REVIEW WRITTEN BY LEN LEAR
For Digital First Media
Nobody ever said the restaurant business was a piece of angel’s food cake. In February of 2014, chef Jason Cichonski, who was riding high in the local culinary world, opened The Gaslight at 120 Market St. in Philly’s Old City. Now 30, Jason is the chef/owner of the popular Ela restaurant in Philly’s gentrified Queen Village neighborhood.
A Bucks County native, the precocious graduate of the The Restaurant School at Walnut Hill in University City was executive chef at the callow age of 24 at the ultra-posh Lacroix at the Rittenhouse Hotel. A couple years ago we saw Jason make an impressive showing on the Bravo network’s Top Chef show, and he has worked in other upscale restaurants such as Moonlight in New Hope.
However, The Gaslight is definitely a shift in gears for Cichonski. The casual tavern (formerly home to Philadelphia Bar & Restaurant) has two bars (one of them is a long operation with glass tiles behind it, a whiskey list for every taste and a lineup of craft beers with 18 tap handles), an industrial loft-like appearance with ceiling fans, track lighting, bare wooden floors, etc., and lots of comfort food like chicken nuggets, baked soft pretzel bites, burgers and fries, spareribs, etc., as well as fancier fare.
Since Cichonski cannot be in two places at once, he hired a chef to run the kitchen at The Gaslight while he ran Ela. In fact, he was already on his second chef at Gaslight when the Inquirer’s Craig LaBan gave the restaurant a scathing one-bell review late last year. If you accept LaBan’s opinion, this place had more issues than Time magazine.
That was followed in late February by pipes in the apartments over The Gaslight freezing and then bursting, showering the kitchen and dining room with torrents of water. The restaurant closed for one month for repairs, as well as the hiring of a new chef, Jordan “Red” Sauter, who had worked at area restaurants Modo Mio, Braddock’s Tavern and Rembrandt’s. Sauter was also a kitchen supervisor for Whole Foods Market.
Of course we cannot comment on the previous chef because we did not go to The Gaslight prior to Sauter’s tenure, and coming back from a devastating review in the Inquirer and frozen pipes may be almost as difficult as planting cut flowers, but as far as the dishes we tasted in late April, prepare to have your heart throbbed. The Gaslight has boomeranged back to life with some pretty impressive kitchen sorcery.

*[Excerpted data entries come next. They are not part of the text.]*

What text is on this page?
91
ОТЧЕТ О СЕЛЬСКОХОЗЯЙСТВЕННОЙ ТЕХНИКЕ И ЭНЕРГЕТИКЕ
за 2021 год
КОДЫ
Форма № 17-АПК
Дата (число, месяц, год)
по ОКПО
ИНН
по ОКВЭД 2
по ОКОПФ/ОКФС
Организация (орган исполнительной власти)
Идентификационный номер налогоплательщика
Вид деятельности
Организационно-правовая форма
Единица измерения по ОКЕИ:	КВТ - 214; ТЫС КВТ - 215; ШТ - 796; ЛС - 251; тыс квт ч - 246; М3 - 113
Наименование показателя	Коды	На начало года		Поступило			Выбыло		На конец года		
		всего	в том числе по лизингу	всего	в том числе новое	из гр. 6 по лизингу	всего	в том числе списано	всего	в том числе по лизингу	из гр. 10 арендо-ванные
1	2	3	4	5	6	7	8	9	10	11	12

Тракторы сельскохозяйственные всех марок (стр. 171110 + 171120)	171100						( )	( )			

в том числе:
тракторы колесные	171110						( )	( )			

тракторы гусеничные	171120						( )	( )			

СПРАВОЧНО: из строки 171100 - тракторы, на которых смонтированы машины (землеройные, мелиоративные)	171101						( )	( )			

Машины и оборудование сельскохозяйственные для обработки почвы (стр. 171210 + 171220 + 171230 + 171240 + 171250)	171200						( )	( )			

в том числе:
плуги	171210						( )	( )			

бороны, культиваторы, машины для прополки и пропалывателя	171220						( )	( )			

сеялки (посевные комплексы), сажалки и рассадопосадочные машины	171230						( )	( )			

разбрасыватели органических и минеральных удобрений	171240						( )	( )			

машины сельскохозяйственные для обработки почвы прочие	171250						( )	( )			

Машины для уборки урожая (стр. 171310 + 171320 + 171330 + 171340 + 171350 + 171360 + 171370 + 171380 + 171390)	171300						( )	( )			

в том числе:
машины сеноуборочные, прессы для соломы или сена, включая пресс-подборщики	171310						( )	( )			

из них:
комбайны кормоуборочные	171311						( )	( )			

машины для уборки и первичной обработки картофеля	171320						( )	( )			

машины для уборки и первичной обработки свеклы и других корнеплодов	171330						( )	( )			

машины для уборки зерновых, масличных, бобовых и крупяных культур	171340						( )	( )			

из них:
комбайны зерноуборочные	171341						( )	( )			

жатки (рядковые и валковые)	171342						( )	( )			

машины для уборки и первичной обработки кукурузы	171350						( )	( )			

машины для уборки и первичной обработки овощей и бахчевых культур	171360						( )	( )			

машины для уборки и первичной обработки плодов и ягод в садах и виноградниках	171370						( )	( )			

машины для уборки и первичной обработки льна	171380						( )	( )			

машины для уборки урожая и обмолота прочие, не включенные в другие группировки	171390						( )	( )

For example, the aforementioned chicken nuggets (the association with their atrocious namesake at McDonald’s is unfortunate) are paired with black pepper barbecue and truffle remoulade with chess-match ingenuity ($7), and the shaved, crunchy kale salad ($8) was catnip for us. When you eat the potato-crusted Spanish octopus with hummus and yogurt dressing ($13), you are flying without a license.
There is a cafeteria of reasons to like the pasta selections at The Gaslight. One is the potato gnocchi, which were clouds I could have taken a nap on. They defy gravity. They were accompanied by goat’s milk ricotta cheese, beech mushrooms (most often found on beech trees) and fava beans ($12/$19). The macaroni and cheese with peas and pancetta ($13) make it very hard to practice girth control.
Tres leches cake, a very moist south-of-the-border specialty made with a mixture of milks ($8), was a very sensuous, not-heavy dessert. Biting into it seems almost too intimate an act to do in public.
If I have to get my gripe on about something, it would be about the Queen of Hearts Pinot Noir. It was a rich and complex accompaniment to the pasta dishes, but the pour was ridiculously small, barely filling up the bottom of the glass, for $13. You can buy a whole bottle of decent Pinot Noir in a state store for $13. I love the names of some of the cocktails, though, names such as “Elephant in My Pajamas,” “10 Cent Glamour Girl” and “Jack Left Town.” (If you drink the latter, you’ll know why Jack left town.)
Of course parking is always an issue when going into Center City. We drove around and around without finding a legal parking place on the street, so we parked in a lot directly across the street from The Gaslight for $14.
A comeback from a Craig LaBan thrashing and flooding from frozen pipes may be more tangled than a backyard of kudzu, but so far I’d say The Gaslight is a lot better bet to come back from a disappointing season than the Phillies.